科学研究

Research

首页 >  论文  >  详情

VBench: Comprehensive Benchmark Suite for Video Generative Models

发表会议及期刊:arXiv

Ziqi Huang1∗ Yinan He2∗

Jiashuo Yu2∗ Fan Zhang2∗ Chenyang Si1 Yuming Jiang1

Yuanhan Zhang1 Tianxing Wu1 Qingyang Jin1 Nattapol Chanpaisit1

Yaohui Wang2 Xinyuan Chen2 Limin Wang4,2 Dahua Lin2,3B Yu Qiao2B Ziwei Liu1B

1S-Lab, Nanyang Technological University 2Shanghai Artificial Intelligence Laboratory

3The Chinese University of Hong Kong 4Nanjing University

 

Abstract

Video generation has witnessed significant advancements, yet evaluating these models remains a challenge. A comprehensive evaluation benchmark for video generation is indispensable for two reasons: 1) Existing metrics do not fully align with human perceptions; 2) An ideal evaluation system should provide insights to inform future developments of video generation.

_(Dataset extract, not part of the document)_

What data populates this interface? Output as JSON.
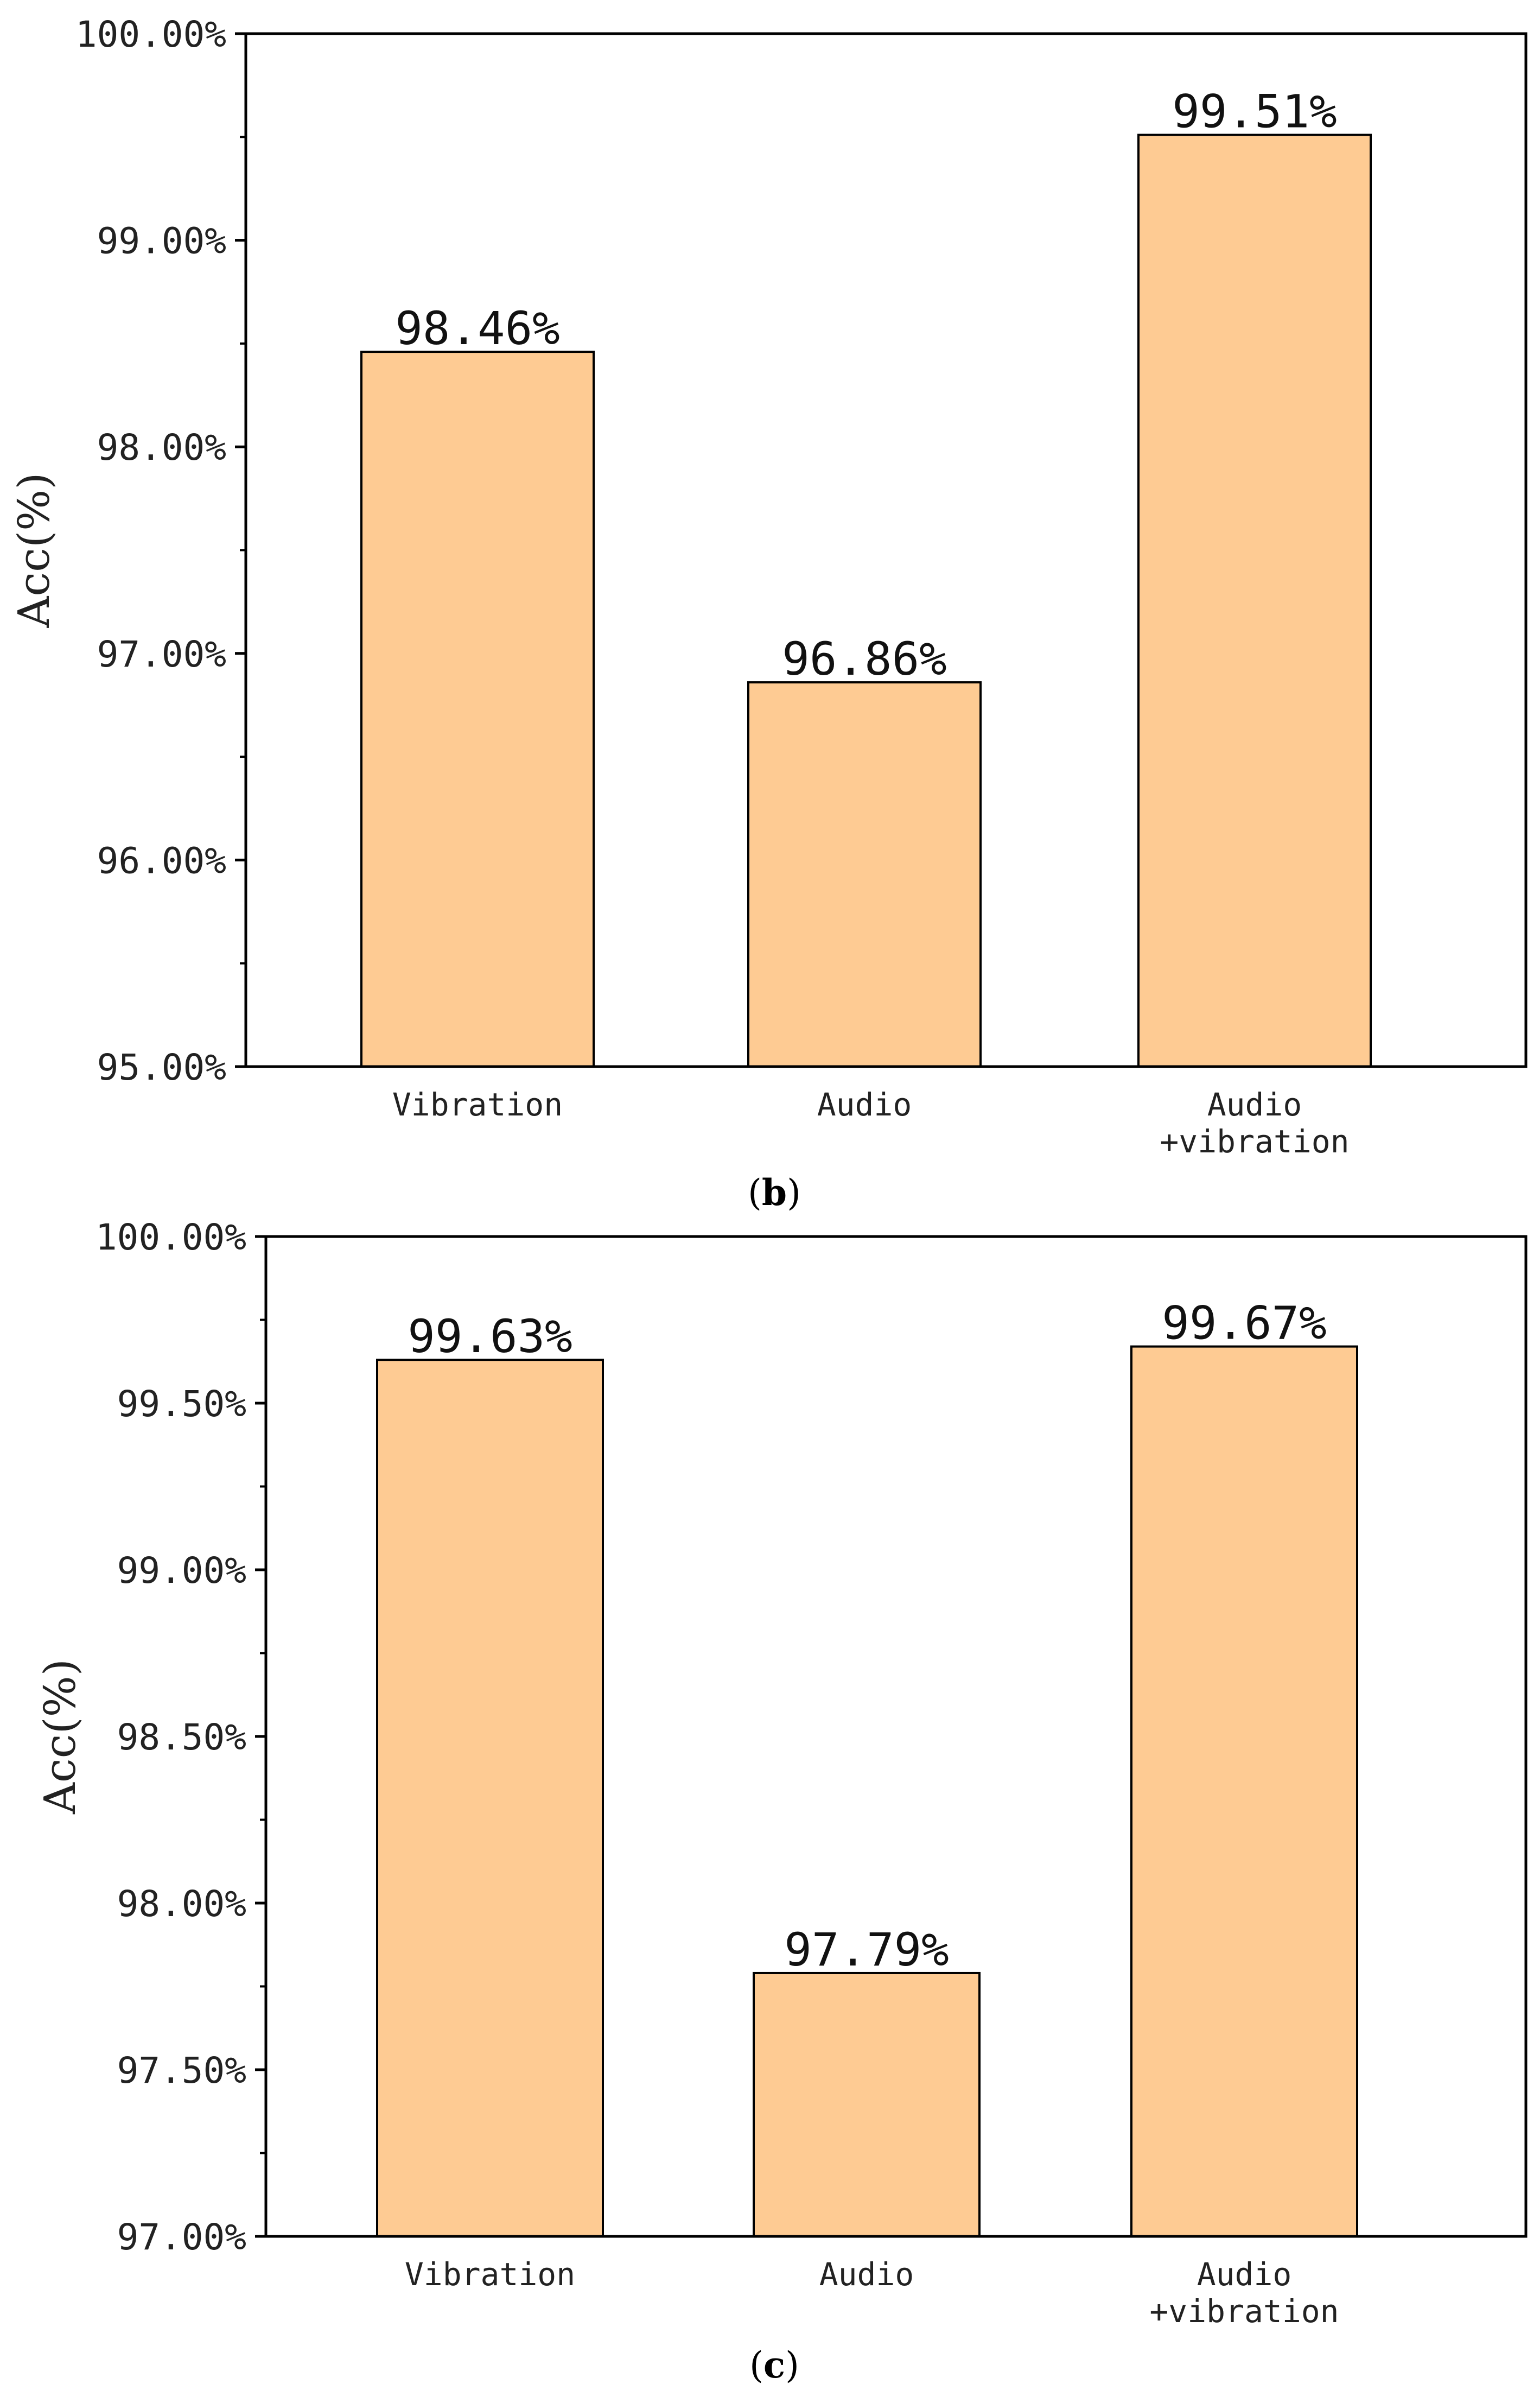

To this end, we present VBench, a comprehensive benchmark suite that dissects“video generation quality” into specific, hierarchical, and disentangled dimensions, each with tailored prompts and evaluation methods. VBench has three appealing properties: 1) Comprehensive Dimensions: VBench comprises 16 dimensions in video generation (e.g., subject identity inconsistency, motion smoothness, temporal flickering, and spatial relationship, etc.). The evaluation metrics with fine-grained levels reveal individual models’ strengths and weaknesses. 2) Human Alignment: We also provide a dataset of human preference annotations to validate our benchmarks’ alignment with human perception, for each evaluation dimension respectively. 3) Valuable Insights: We look into current models’ability across various evaluation dimensions, and various content types. We also investigate the gaps between video and image generation models. We will open-source VBench, including all prompts, evaluation methods, generated videos, and human preference annotations, and also include more video generation models in VBench to drive forward the field of video generation.